To say baseball was significant in my life minimizes its role in who I was. That’s why it feels odd this spring to have so little interest in what once was one of the prime anchors in my life.
I can’t tell you why I no longer cared a few weeks ago when Mut and Merloni (on WEEI) were discussing whether Jackie Bradley would make the Red Sox club out of spring training. For Sox fans, it was a major storyline. Five years ago I would have had an opinion. Three years ago, I would have followed it and been knowledgeable about the finer points of the discussion. This March, I was ambivalent.
I’ve written about opening day in the past. This year, I didn’t even know the time of the first pitch when the Sox opened in New York. I thought the game started later in the day. Only the workplace discussion around the middle of the afternoon tipped me off that the game had begun earlier.
I still follow NBA basketball and my beloved Celtics. Why the lack of interest in baseball this spring? It baffles me a bit.
Part of this shift in interest might involve the awareness that sports require an investment of time that I no longer have or want to give. When people say that “there aren’t enough hours in the day,” that expression has taken on a new meaning in my life at the moment. I have a lot I want to do and accomplish this year and baseball games cut into that precious commodity. The scarce leisure time I have, I’m choosing to spend it with my better half, Mrs. B, doing some things that we both enjoy. Why stay married for 30+ years if you don’t enjoy spending time with your honey?
I’m sure that I’ll check out a few box scores over the course of 162 games. I might even take in a game at Hadlock at some point, but it will be more to socialize, and less about the action on the field.
This lack of ardor for the sport that once was my first love probably signifies something deeper; I just don’t care to delve into it today. Maybe I’m just sick of it.
Sports, as a “commodity”, is exhausting. For some reason, the Celtics don’t have the same “commodity” quality as the Red Sox have had since they reversed the curse of the Bambino. Maybe it’s Fenway Sports Group contaminating the water with their bricks. Sure, there’s plenty of green hats at the (insert corporate name here) Garden, but Pierce, Garnett, and Doc have larger than life personalities that transcend the hype and the marketing.

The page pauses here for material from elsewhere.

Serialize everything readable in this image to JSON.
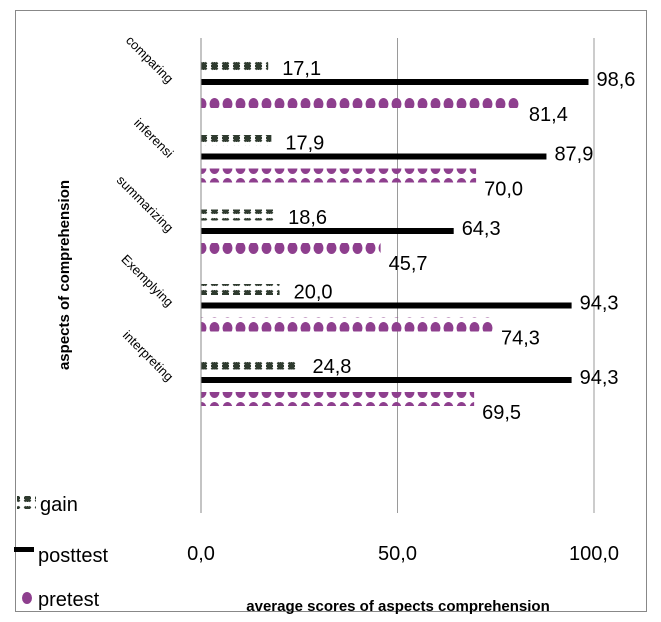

I’m wondering if this version of the Red Sox can remove, or at least taper the bad taste from the previous two seasons? Does winning cover a multitude of franchise/ownership sins, or is there a segment of former Sox fans that just never come back?

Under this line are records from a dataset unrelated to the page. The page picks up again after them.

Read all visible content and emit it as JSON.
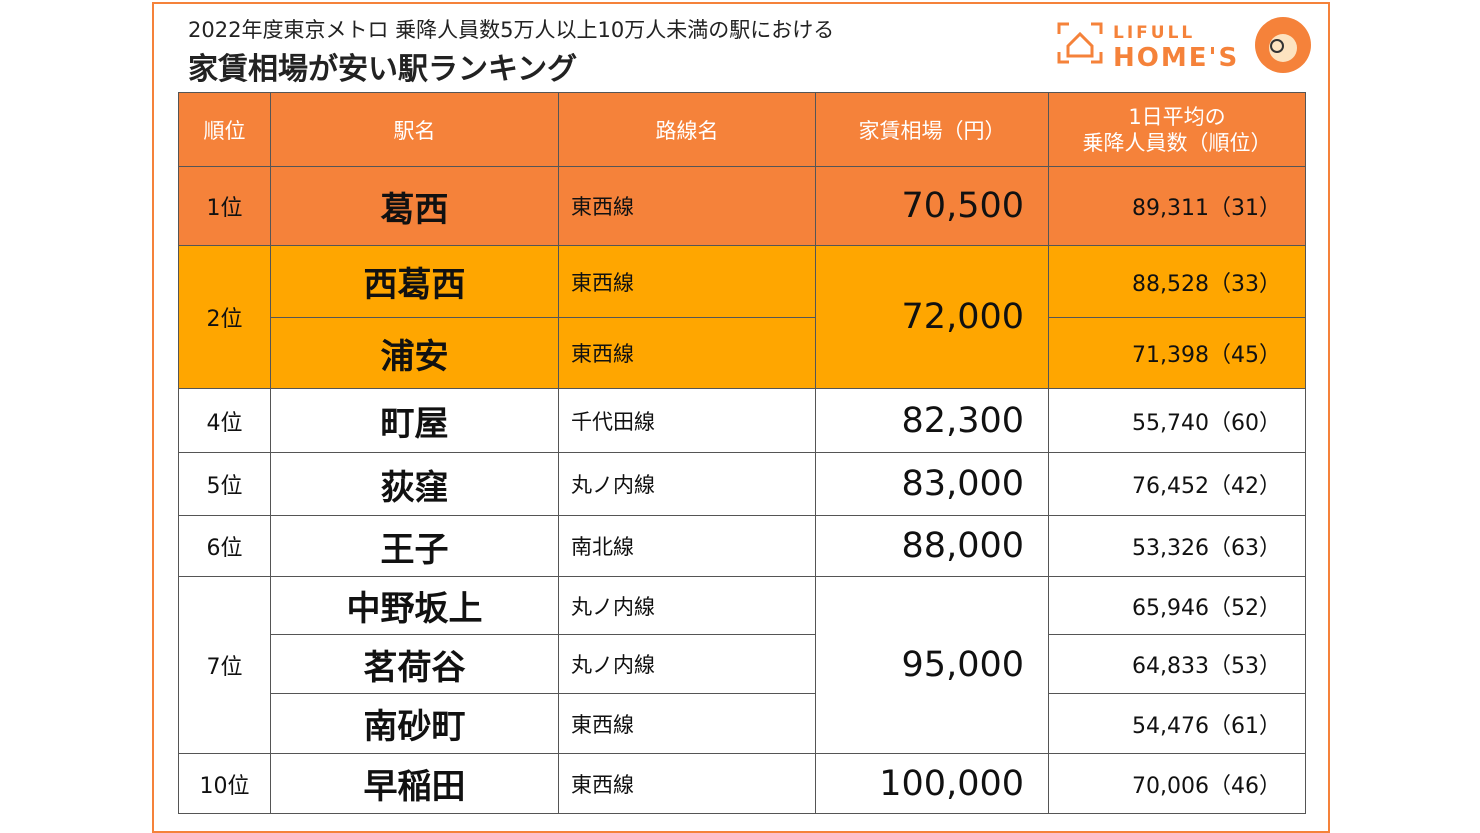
{
  "header": {
    "line1": "2022年度東京メトロ 乗降人員数5万人以上10万人未満の駅における",
    "line2": "家賃相場が安い駅ランキング"
  },
  "logo": {
    "top": "LIFULL",
    "bottom": "HOME'S"
  },
  "table": {
    "columns": [
      "順位",
      "駅名",
      "路線名",
      "家賃相場（円）",
      [
        "1日平均の",
        "乗降人員数（順位）"
      ]
    ],
    "groups": [
      {
        "rank": "1位",
        "rent": "70,500",
        "stations": [
          {
            "name": "葛西",
            "line": "東西線",
            "riders": "89,311（31）"
          }
        ]
      },
      {
        "rank": "2位",
        "rent": "72,000",
        "stations": [
          {
            "name": "西葛西",
            "line": "東西線",
            "riders": "88,528（33）"
          },
          {
            "name": "浦安",
            "line": "東西線",
            "riders": "71,398（45）"
          }
        ]
      },
      {
        "rank": "4位",
        "rent": "82,300",
        "stations": [
          {
            "name": "町屋",
            "line": "千代田線",
            "riders": "55,740（60）"
          }
        ]
      },
      {
        "rank": "5位",
        "rent": "83,000",
        "stations": [
          {
            "name": "荻窪",
            "line": "丸ノ内線",
            "riders": "76,452（42）"
          }
        ]
      },
      {
        "rank": "6位",
        "rent": "88,000",
        "stations": [
          {
            "name": "王子",
            "line": "南北線",
            "riders": "53,326（63）"
          }
        ]
      },
      {
        "rank": "7位",
        "rent": "95,000",
        "stations": [
          {
            "name": "中野坂上",
            "line": "丸ノ内線",
            "riders": "65,946（52）"
          },
          {
            "name": "茗荷谷",
            "line": "丸ノ内線",
            "riders": "64,833（53）"
          },
          {
            "name": "南砂町",
            "line": "東西線",
            "riders": "54,476（61）"
          }
        ]
      },
      {
        "rank": "10位",
        "rent": "100,000",
        "stations": [
          {
            "name": "早稲田",
            "line": "東西線",
            "riders": "70,006（46）"
          }
        ]
      }
    ]
  }
}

When Pierce, Big Ticket, and Doc are long gone, will I be writing another blog post about how I no longer care about the Celtics and the NBA?

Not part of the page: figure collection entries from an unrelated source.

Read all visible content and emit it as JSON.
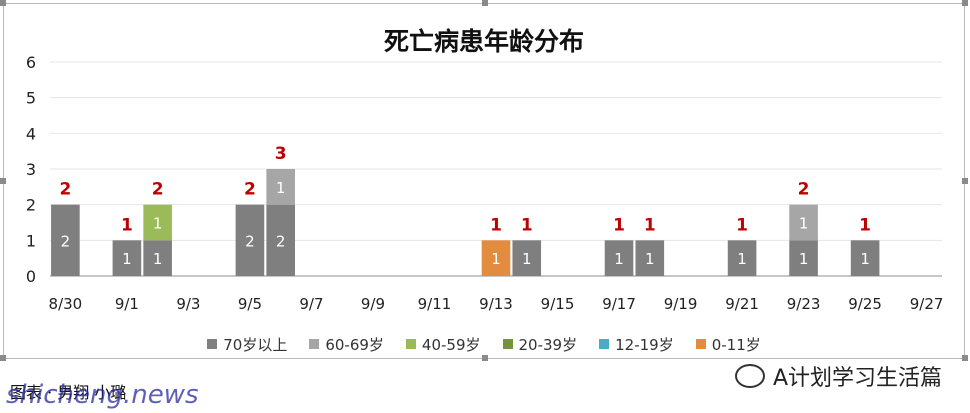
{
  "chart_data": {
    "type": "bar",
    "title": "死亡病患年龄分布",
    "ylim": [
      0,
      6
    ],
    "yticks": [
      0,
      1,
      2,
      3,
      4,
      5,
      6
    ],
    "x_tick_labels": [
      "8/30",
      "9/1",
      "9/3",
      "9/5",
      "9/7",
      "9/9",
      "9/11",
      "9/13",
      "9/15",
      "9/17",
      "9/19",
      "9/21",
      "9/23",
      "9/25",
      "9/27"
    ],
    "grid": "horizontal",
    "legend_position": "bottom",
    "categories": [
      "8/30",
      "8/31",
      "9/1",
      "9/2",
      "9/3",
      "9/4",
      "9/5",
      "9/6",
      "9/7",
      "9/8",
      "9/9",
      "9/10",
      "9/11",
      "9/12",
      "9/13",
      "9/14",
      "9/15",
      "9/16",
      "9/17",
      "9/18",
      "9/19",
      "9/20",
      "9/21",
      "9/22",
      "9/23",
      "9/24",
      "9/25",
      "9/26",
      "9/27"
    ],
    "series": [
      {
        "name": "70岁以上",
        "color": "#7f7f7f",
        "values": [
          2,
          0,
          1,
          1,
          0,
          0,
          2,
          2,
          0,
          0,
          0,
          0,
          0,
          0,
          0,
          1,
          0,
          0,
          1,
          1,
          0,
          0,
          1,
          0,
          1,
          0,
          1,
          0,
          0
        ]
      },
      {
        "name": "60-69岁",
        "color": "#a6a6a6",
        "values": [
          0,
          0,
          0,
          0,
          0,
          0,
          0,
          1,
          0,
          0,
          0,
          0,
          0,
          0,
          0,
          0,
          0,
          0,
          0,
          0,
          0,
          0,
          0,
          0,
          1,
          0,
          0,
          0,
          0
        ]
      },
      {
        "name": "40-59岁",
        "color": "#9bbb59",
        "values": [
          0,
          0,
          0,
          1,
          0,
          0,
          0,
          0,
          0,
          0,
          0,
          0,
          0,
          0,
          0,
          0,
          0,
          0,
          0,
          0,
          0,
          0,
          0,
          0,
          0,
          0,
          0,
          0,
          0
        ]
      },
      {
        "name": "20-39岁",
        "color": "#76923c",
        "values": [
          0,
          0,
          0,
          0,
          0,
          0,
          0,
          0,
          0,
          0,
          0,
          0,
          0,
          0,
          0,
          0,
          0,
          0,
          0,
          0,
          0,
          0,
          0,
          0,
          0,
          0,
          0,
          0,
          0
        ]
      },
      {
        "name": "12-19岁",
        "color": "#4bacc6",
        "values": [
          0,
          0,
          0,
          0,
          0,
          0,
          0,
          0,
          0,
          0,
          0,
          0,
          0,
          0,
          0,
          0,
          0,
          0,
          0,
          0,
          0,
          0,
          0,
          0,
          0,
          0,
          0,
          0,
          0
        ]
      },
      {
        "name": "0-11岁",
        "color": "#e38b3f",
        "values": [
          0,
          0,
          0,
          0,
          0,
          0,
          0,
          0,
          0,
          0,
          0,
          0,
          0,
          0,
          1,
          0,
          0,
          0,
          0,
          0,
          0,
          0,
          0,
          0,
          0,
          0,
          0,
          0,
          0
        ]
      }
    ],
    "totals_color": "#c00000"
  },
  "caption_text": "图表 · 男翔 小璐",
  "watermark_text": "shicheng.news",
  "wechat_text": "A计划学习生活篇"
}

I will tell you that I regularly check San Diego Padres’ box scores for Chris Denorfia, given his Wheaton Lyons’ pedigree, and the obvious Baumer connection with Wheaton College baseball.
I lost interest in the Celtics after Bird, McHale and Parrish were gone. I was living in Terps country when Lenny Bias signed (ecstacy, imagine this fast breaker coming off the bench for Bird, no team could stop them) and then coked himself to death. It was the clarion of the end, with injury after injury quickly following, and then Reggie Lewis.
Baseball? When the bastards in their greed shoved enough commercials into a televised game to make a1.5 hour game stretch to 3 hours, they lost me. Who has time for that?
I prefer rugby, 80 minutes of play done in about 100 minutes. And that’s 80 minutes of play, not six seconds of play and then 45 seconds plus a commercial break until the next snap.
Rugby’s an interesting sport. Mary’s niece and her husband played it out of college for a number of years. Her niece, all 115 pounds of her, was a ferocious player. Hard to believe some of the women players, especially the larger women, and how rough the game was. Aja’s husband, Nick, broke his nose and his jaw. Tough sport and tough kids.
I enjoy the Celtics, commercials and all. Pierce and Garnett are throwback players and could have played with Bird and Co.